On September 1, 2018, Harris was waived by the Buccaneers.

===Arizona Cardinals===
On September 18, 2018, Harris was signed to the Arizona Cardinals' practice squad. He was released on October 2, 2018.

===Tennessee Titans===
On October 9, 2018, Harris was signed to the Tennessee Titans practice squad. He was promoted to the active roster on December 20, 2018.

On August 19, 2019, Harris was waived/injured by the Titans and placed on injured reserve. He was waived from injured reserve with an injury settlement on August 23. He was re-signed to the practice squad on October 15. He was promoted to the active roster on December 18, 2019. He was waived on December 23 and re-signed to the practice squad.
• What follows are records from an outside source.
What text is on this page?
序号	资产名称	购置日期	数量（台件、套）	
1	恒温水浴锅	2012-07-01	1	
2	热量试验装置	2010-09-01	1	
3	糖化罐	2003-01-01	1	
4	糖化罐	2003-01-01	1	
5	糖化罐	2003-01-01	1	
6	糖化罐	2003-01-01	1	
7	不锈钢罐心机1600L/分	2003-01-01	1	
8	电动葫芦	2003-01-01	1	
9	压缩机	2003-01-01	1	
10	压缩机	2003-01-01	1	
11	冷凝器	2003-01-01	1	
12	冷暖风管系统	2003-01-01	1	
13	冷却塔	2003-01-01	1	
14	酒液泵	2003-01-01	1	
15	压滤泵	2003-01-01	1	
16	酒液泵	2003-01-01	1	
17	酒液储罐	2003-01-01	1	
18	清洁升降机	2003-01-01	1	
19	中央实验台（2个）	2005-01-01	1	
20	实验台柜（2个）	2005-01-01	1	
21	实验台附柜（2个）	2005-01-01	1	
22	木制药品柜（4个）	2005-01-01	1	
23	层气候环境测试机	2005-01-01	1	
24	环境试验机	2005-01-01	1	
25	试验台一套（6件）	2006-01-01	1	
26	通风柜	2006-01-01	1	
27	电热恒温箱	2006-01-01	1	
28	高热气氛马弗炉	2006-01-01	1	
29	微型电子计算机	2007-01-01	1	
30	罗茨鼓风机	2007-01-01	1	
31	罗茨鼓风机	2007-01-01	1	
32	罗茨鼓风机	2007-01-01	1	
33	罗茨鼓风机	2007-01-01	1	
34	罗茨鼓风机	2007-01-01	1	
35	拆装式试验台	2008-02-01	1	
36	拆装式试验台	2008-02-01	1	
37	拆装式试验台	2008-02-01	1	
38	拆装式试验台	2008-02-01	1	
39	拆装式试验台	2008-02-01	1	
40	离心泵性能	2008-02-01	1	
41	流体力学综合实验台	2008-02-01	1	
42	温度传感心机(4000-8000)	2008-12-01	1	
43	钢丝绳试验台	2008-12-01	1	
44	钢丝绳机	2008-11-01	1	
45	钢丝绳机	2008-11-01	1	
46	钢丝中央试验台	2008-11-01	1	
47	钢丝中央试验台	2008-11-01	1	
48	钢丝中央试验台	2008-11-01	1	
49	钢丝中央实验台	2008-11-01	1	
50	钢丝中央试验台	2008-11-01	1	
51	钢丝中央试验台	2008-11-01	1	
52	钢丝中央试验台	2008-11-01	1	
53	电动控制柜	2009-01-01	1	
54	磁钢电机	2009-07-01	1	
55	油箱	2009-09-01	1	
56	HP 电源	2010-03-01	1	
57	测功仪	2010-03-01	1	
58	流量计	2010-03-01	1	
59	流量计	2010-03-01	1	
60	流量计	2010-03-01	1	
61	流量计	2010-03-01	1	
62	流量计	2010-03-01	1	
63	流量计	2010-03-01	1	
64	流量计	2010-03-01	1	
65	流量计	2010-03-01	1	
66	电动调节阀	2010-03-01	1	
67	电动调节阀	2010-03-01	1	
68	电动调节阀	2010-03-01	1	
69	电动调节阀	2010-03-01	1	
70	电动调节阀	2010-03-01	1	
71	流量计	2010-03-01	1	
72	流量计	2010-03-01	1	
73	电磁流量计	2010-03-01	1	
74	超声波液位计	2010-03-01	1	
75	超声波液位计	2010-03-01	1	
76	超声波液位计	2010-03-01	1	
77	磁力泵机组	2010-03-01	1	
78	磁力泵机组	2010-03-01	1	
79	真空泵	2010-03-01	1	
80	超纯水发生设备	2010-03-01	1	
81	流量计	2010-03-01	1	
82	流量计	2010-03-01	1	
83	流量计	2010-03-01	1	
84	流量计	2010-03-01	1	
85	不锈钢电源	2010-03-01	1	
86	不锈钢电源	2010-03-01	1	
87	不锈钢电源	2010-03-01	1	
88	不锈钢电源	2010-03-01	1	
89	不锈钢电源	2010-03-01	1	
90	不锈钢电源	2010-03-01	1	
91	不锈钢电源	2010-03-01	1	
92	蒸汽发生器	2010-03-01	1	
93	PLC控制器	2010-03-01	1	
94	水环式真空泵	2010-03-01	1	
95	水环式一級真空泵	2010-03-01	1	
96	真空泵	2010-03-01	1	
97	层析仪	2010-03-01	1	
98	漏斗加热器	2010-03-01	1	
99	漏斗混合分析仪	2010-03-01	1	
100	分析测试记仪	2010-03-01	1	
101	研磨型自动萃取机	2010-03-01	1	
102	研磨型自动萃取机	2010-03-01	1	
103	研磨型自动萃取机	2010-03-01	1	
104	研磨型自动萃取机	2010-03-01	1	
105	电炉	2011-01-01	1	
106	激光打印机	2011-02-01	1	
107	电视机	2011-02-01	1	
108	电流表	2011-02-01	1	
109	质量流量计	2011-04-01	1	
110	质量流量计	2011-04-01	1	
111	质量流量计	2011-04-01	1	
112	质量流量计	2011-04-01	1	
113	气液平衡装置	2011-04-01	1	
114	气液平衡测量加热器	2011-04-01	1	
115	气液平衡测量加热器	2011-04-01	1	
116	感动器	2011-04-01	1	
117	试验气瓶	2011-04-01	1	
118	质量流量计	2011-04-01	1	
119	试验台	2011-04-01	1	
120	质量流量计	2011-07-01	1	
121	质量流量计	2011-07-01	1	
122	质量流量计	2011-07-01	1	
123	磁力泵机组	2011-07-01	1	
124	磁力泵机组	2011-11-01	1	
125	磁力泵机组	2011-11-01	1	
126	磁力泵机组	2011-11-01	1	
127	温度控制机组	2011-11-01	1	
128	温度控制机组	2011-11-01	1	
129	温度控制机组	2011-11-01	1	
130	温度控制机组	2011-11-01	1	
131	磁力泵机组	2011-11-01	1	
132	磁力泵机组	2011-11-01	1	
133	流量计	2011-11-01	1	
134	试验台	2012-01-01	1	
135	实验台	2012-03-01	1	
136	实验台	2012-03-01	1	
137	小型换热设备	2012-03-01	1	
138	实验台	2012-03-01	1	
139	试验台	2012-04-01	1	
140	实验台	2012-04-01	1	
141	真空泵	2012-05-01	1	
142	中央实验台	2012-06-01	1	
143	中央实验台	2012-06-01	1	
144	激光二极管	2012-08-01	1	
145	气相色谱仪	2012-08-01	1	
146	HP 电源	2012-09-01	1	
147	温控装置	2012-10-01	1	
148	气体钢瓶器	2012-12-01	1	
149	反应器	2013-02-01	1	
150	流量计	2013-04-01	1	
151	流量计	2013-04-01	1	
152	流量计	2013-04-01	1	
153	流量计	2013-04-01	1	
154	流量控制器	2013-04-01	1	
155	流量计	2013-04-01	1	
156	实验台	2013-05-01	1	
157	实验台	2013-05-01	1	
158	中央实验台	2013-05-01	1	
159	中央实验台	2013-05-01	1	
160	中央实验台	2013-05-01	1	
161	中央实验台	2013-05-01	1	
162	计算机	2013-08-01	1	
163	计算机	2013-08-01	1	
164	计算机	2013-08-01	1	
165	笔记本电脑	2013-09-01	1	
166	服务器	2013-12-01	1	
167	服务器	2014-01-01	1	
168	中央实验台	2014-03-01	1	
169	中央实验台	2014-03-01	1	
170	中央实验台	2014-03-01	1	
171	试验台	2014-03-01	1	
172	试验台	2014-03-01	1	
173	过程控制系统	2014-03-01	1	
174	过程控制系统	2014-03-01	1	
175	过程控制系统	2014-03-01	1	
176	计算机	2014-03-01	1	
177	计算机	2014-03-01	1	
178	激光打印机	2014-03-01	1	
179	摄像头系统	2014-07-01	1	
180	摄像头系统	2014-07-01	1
He signed a reserve/future contract with the Titans on January 20, 2020. He was waived on July 26, 2020.

===Saskatchewan Roughriders===
Harris signed with the Saskatchewan Roughriders of the CFL on April 12, 2021. On February 14, 2023, Harris became a free agent.

=== San Antonio Brahmas ===
On October 19, 2023, Harris signed with San Antonio Brahmas of the XFL. He was removed from the roster on February 15, 2024.

==Personal life==
Harris' brother, Brandon, and cousin, Lindsey Lamar, both played college football at South Florida.